Not only did my personal prayer life change from performance to genuine connection, but also I stopped putting expectations on what Howell’s prayers should “look like.” As I began to encourage him, to praise him when he led us, to thank him when he prayed over me, he began to grow in confidence to lead. The problem was never Howell’s ability to lead; the problem was I needed to get out of the way if I wanted him to step into his God-given role. When I did, he did. 

And as he grew in learning who he is in Christ, he grew in leading our family. I didn’t do that. God did it in him. 

So if the first step is developing your own personal prayer time, then the next challenge might be to create time to pray with your spouse too. 

I understand busyness. I really do. You have to find what works for you and your partner. If you are both up in the mornings, pray together then—before the kids get up, before you go to work, before the craziness sets in. If you have different morning routines, then pray together at night—after the kids are in bed, after you’ve finished your day. 

Personally, we have different morning routines. We spend time with the Lord on our own in the mornings. And we pray together at night before we go to bed.

Some nights we pray longer. We share what God’s doing in our hearts. We press into where His Spirit is leading us. We desperately listen for Him to respond. 

But some nights, we don’t. Some nights we pray for less than a minute, and some nights, we forget to pray. (That’s okay, too! ;-))

Praying together doesn’t have to be dramatic—as I once thought it did. :) It doesn’t have to take a long time either. 

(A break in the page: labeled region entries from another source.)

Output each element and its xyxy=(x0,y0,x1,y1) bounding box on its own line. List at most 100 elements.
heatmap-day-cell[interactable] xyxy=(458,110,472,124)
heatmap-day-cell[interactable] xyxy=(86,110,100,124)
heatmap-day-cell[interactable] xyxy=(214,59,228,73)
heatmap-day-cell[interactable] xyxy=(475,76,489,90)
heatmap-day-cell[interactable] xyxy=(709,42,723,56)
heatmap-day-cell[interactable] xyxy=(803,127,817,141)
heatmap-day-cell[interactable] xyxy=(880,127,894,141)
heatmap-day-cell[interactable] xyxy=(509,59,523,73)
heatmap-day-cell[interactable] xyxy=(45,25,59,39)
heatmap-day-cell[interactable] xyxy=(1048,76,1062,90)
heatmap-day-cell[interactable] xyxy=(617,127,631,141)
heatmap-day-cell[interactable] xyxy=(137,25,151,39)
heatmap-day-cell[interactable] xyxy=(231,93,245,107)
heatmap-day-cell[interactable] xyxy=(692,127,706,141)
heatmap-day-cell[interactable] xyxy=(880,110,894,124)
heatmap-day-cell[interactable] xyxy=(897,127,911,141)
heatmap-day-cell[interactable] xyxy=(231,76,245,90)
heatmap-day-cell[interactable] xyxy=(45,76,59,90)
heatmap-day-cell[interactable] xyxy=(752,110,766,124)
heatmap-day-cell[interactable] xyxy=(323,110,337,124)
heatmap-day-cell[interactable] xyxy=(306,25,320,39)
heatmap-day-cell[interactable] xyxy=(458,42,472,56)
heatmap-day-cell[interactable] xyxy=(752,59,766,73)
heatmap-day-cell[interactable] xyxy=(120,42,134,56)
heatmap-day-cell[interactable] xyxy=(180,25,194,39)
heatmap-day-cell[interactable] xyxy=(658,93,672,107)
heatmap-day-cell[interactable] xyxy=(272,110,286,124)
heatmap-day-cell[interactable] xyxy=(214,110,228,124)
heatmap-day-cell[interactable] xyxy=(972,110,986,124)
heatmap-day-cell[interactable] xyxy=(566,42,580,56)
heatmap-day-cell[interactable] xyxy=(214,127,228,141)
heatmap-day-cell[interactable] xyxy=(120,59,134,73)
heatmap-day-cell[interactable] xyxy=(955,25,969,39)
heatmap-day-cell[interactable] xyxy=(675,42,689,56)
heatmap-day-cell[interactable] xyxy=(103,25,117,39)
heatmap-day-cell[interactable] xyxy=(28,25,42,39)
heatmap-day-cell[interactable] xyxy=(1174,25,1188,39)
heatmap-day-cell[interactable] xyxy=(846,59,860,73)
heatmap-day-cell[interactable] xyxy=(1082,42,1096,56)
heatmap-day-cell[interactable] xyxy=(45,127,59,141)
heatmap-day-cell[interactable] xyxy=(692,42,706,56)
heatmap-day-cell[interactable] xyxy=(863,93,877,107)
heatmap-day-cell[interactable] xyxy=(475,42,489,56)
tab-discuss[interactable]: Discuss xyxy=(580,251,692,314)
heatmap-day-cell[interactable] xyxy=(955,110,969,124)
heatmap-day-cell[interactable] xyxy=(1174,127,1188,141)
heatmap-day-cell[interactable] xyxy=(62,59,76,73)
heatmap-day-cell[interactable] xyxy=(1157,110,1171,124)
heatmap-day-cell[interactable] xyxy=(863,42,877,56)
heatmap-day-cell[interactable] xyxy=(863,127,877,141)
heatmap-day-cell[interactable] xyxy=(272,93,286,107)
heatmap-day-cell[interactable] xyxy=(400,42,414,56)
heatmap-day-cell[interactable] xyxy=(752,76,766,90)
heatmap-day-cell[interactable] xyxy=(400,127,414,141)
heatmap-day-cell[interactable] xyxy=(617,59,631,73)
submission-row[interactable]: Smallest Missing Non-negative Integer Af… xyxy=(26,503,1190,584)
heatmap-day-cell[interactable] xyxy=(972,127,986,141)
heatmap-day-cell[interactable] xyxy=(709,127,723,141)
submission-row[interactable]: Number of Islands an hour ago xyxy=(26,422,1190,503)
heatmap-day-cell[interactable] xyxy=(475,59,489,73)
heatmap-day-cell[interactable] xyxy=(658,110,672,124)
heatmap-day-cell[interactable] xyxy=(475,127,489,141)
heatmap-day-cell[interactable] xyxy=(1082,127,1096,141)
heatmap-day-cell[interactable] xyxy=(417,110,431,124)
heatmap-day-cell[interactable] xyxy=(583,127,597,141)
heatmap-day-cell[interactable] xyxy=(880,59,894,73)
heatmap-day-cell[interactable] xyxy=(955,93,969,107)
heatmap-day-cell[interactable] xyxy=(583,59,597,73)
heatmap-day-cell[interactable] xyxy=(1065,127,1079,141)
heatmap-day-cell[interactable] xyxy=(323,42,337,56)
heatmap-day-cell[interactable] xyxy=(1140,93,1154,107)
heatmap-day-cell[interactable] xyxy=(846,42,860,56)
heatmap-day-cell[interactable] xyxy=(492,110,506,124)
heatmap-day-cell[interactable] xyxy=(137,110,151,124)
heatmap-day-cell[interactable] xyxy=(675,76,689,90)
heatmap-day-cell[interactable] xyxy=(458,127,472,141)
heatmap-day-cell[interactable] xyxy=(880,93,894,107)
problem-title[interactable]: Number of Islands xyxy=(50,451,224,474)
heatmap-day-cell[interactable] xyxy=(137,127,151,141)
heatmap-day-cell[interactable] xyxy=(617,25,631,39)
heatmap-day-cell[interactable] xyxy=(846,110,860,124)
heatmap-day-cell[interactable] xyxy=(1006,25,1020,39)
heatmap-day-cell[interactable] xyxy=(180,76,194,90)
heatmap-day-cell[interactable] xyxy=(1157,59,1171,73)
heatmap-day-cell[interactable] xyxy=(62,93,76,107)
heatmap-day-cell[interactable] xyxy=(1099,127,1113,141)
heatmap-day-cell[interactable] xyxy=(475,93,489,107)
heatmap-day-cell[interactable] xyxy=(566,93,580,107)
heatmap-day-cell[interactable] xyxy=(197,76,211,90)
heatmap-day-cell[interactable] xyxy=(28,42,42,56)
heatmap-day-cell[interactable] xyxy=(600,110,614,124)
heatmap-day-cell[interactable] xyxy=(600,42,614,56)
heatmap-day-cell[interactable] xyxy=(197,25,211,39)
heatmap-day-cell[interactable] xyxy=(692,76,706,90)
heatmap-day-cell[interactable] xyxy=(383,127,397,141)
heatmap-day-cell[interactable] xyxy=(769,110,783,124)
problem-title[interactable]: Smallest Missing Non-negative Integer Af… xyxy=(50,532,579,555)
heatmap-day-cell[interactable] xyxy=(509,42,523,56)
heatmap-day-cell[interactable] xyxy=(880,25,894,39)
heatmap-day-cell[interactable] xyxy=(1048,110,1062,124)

In fact, my busy-friend, my prayer is that if you put expectations on yourself for what praying together should look like, or if you feel burdened by praying together because you already feel like a failure—ask your Father to show you how He sees you, how He sees your marriage. I promise you’ll find that He’s pleased with you because of Jesus, and He is FOR you and your marriage. He’s not disappointed in you, and praying together or not praying together does NOT increase or diminish His love for you in any way. 

Let that be established in your heart! A good habit is not about fueling works righteousness. 

But we wouldn’t be emphasizing this topic if we didn’t deeply feel that it matters, so here are four reasons praying with your spouse is a good habit to cultivate: 

  • When you pray with your spouse, it’s hard to hold on to any unforgiveness or bitterness that is poisoning your marriage.  
  • When you pray with your spouse, you confirm the hedge of protection that God places around you to protect your marriage from the enemy.
  • When you pray with your spouse, you connect your hearts on a spiritual level.
  • When you pray with your spouse, your prayers of agreement move mountains in the Spirit realm. 

Creating the habit of a prayer time looks different for everyone, so don’t put yourself or your marriage in a box. And you or your spouse may be at different places spiritually—that’s okay too. Don’t put your spouse in a box either.

But when you can come together and pray—if not daily, then weekly or monthly—I promise you’ll see God move in your heart and move in areas of your life where you seek Him. 

We’ve said, commitment plus consistency equals results. Practicing this first habit will produce positive results in your marriage.